The main table contains rows of things I am fetching as objects via PDO.
The second table contains a list of dates when those things have been updated.
I want to select columns from the main table, and the latest date for each row in the main table, from the second table.
The initial query looked something like this:-
SELECT area, seamarks.id, name, type, description, seamarks.lat, seamarks.lon, date
FROM seamarks
LEFT JOIN changes on seamarks.id = mid
WHERE active = '1'
This of course gave me duplicates where any row from the first table has more than one change in the changes table. I only want one with the newest date.
If I try:-
SELECT area, seamarks.id, name, type, description, seamarks.lat, seamarks.lon, date
FROM seamarks
LEFT JOIN changes on seamarks.id = mid
WHERE active = '1'
GROUP BY mid ORDER BY date DESC
…I lose the duplicates, but the dates are not the latest.

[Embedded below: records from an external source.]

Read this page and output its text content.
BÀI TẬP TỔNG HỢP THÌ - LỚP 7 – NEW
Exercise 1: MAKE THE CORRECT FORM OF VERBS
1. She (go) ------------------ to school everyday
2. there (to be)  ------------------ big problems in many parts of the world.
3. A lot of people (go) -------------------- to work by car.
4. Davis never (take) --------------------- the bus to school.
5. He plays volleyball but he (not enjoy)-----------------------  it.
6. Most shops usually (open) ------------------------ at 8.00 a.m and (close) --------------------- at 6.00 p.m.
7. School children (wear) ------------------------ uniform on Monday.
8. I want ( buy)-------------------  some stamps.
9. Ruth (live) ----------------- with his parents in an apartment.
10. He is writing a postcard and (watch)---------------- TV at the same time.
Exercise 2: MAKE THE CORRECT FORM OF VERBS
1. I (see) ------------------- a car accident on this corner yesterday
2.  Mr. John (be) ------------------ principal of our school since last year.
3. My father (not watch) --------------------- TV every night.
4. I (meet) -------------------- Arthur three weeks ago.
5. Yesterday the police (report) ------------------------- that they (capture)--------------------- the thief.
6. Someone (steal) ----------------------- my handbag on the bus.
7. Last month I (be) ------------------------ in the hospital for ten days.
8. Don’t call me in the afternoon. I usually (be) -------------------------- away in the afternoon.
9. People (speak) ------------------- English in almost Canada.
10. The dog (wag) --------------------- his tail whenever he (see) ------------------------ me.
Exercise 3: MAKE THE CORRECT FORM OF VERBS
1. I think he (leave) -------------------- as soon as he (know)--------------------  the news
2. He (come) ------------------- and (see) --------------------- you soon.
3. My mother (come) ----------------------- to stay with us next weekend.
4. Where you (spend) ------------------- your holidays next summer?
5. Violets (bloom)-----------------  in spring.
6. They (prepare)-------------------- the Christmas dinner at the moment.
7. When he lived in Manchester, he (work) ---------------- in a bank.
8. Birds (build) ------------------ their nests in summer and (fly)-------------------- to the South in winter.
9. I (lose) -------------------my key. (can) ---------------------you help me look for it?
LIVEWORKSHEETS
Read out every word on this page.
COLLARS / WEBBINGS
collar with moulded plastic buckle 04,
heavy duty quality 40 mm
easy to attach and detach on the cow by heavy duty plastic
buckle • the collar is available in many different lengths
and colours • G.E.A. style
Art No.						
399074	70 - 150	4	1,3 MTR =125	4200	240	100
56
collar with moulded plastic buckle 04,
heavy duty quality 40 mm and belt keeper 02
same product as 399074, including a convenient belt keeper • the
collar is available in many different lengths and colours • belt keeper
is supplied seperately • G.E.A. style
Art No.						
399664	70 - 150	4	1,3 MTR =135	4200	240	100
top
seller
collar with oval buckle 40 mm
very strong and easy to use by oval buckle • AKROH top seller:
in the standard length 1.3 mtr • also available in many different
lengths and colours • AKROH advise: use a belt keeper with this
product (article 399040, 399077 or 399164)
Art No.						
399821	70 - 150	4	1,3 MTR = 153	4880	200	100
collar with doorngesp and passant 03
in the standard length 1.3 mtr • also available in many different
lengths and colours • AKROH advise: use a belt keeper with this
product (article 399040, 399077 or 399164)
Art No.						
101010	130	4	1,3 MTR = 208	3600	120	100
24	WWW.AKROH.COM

The other issue I have with using GROUP BY
is that I am also using the PDO::FETCH_GROUP
mode (targeting ‘area’ to group by), which causes a conflict, though they are not the same thing.
$this->dbdata = $this->dbread->query($query)->fetchAll(PDO::FETCH_GROUP|PDO::FETCH_CLASS, 'seamark');
Any idea how to make this work, without a second query, or weeding through results to remove duplicates?